Szukaj na tym blogu

czwartek, 4 marca 2010

SPRZEDAM, KUPIE I CIE ZLUPIE



Nie trzeba chyba nikomu tlumaczyc, ze kultura “robienia zakupow” w Indiach jest bardzo specyficzna. Mozna powiedziec, ze jest to jeden z najwiekszych szokow dotykajacych przyjezdnych zaraz po opuszczeniu samolotu. My, ludzie z Zachodu, przywyklismy do takich wygod jak np. z gory ustalona, wyeksponowana i przestrzegana cena, platnosc karta gdy braknie gotowki praktycznie wszedzie (a wrecz gotowki nie noszenie) czy taki luxus jak mozliwosc dostania wszystkiego w jednym sklepie. Tu zas, kazde zakupy to istna przygoda, komedia I tragedia w jednym, placz, przeklinanie i ostateczna, niedolaczna radosc – moja, ze moze tym razem udalo mi sie cos utargowac, sprzedawcy, ze I tak mnie orznal, glubia Biala...

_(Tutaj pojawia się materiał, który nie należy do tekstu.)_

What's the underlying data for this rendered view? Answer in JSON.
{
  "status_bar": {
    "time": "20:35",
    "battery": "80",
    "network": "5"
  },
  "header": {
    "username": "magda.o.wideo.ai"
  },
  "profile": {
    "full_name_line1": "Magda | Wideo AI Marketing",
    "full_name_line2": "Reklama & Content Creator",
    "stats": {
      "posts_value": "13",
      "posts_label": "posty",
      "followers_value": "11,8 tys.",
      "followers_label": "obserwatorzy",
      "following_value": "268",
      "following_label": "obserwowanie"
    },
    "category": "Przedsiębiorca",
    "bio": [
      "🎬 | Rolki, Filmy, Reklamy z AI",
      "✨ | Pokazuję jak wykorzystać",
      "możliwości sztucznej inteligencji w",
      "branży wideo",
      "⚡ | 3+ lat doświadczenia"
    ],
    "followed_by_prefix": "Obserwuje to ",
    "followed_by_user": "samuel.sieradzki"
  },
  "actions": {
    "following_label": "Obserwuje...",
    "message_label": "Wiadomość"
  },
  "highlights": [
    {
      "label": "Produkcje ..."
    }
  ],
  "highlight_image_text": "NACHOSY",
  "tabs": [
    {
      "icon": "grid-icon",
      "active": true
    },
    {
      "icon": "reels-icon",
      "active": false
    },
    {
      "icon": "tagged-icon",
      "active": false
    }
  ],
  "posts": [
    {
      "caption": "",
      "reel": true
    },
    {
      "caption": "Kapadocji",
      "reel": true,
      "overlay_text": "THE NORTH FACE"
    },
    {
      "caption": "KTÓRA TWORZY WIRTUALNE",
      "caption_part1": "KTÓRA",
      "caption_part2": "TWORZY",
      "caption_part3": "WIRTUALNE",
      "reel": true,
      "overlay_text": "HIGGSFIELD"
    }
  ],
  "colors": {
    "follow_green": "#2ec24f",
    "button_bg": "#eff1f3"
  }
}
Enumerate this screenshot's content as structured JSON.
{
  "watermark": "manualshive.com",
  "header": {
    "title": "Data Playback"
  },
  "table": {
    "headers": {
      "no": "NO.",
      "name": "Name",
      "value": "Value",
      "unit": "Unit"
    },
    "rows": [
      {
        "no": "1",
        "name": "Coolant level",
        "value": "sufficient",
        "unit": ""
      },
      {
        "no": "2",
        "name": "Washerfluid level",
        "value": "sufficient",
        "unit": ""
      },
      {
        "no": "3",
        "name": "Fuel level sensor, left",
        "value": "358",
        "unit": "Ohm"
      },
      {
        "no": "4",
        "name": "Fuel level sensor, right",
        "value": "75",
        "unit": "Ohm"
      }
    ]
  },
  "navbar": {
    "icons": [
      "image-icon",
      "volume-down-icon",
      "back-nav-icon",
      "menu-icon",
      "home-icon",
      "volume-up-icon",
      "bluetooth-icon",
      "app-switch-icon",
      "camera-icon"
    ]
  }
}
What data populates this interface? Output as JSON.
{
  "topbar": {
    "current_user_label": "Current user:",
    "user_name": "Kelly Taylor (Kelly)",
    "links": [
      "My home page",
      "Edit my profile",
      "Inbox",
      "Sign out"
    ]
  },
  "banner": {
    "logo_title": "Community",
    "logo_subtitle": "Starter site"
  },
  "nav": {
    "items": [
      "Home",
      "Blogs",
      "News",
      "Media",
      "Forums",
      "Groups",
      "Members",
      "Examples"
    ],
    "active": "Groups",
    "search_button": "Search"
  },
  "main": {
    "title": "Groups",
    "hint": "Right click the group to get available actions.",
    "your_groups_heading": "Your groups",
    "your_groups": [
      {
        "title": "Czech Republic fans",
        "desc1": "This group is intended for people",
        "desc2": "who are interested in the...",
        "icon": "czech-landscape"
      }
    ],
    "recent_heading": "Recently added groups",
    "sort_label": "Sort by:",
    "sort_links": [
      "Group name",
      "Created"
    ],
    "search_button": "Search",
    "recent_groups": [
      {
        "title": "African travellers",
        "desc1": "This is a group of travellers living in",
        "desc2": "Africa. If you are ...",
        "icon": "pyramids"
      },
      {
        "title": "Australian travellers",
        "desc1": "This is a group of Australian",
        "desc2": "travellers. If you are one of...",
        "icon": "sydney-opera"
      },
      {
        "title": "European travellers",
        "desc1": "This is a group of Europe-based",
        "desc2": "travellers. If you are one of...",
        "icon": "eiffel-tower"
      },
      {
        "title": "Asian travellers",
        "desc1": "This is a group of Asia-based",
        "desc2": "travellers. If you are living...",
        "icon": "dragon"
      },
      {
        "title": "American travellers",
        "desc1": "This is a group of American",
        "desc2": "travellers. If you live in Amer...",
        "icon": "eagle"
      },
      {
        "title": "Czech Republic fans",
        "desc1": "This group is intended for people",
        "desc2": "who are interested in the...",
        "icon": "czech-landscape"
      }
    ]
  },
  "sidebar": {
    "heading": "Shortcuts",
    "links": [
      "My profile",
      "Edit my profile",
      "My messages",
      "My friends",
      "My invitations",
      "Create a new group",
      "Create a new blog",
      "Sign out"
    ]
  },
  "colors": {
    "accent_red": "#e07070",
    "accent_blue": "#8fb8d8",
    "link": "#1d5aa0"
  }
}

Juz w Odessie spotkalam sie z koniecznoscia targowania sie o ceny, glownie w taksowkach, gdzie od poziomu znajomosci rosyjskiego zalezalo, ile trzeba bedzie wyciagnac z portfela. Troszke tez na Bliskich Wschodzie, ale jednak Dubaj sie juz mocno zwesternizowal. No I rzecz jasna w Turcji. Wiec troche bylam przygotowana, ze tu tez, ze tak powiem, gladko nie pojdzie.
Szczeka I tak mi jednak opadla, gdy przy moich pierwszych zakupach spozywczych, anno dominia dnia drugiego od przylotu, sprzedawca krzyknal 60 rupii za mala cytrynke. Przeliczniki miedzywalutowe dobrze znac, co by sie czlowiek jako tako polapal w tych setkach rupii, ktore od niego chca wyciagnac. Wiec, juz wtedy mi zaswitalo, ze jednak 4 zl za malutka cytrynke, to chyba jendak troche za duzo...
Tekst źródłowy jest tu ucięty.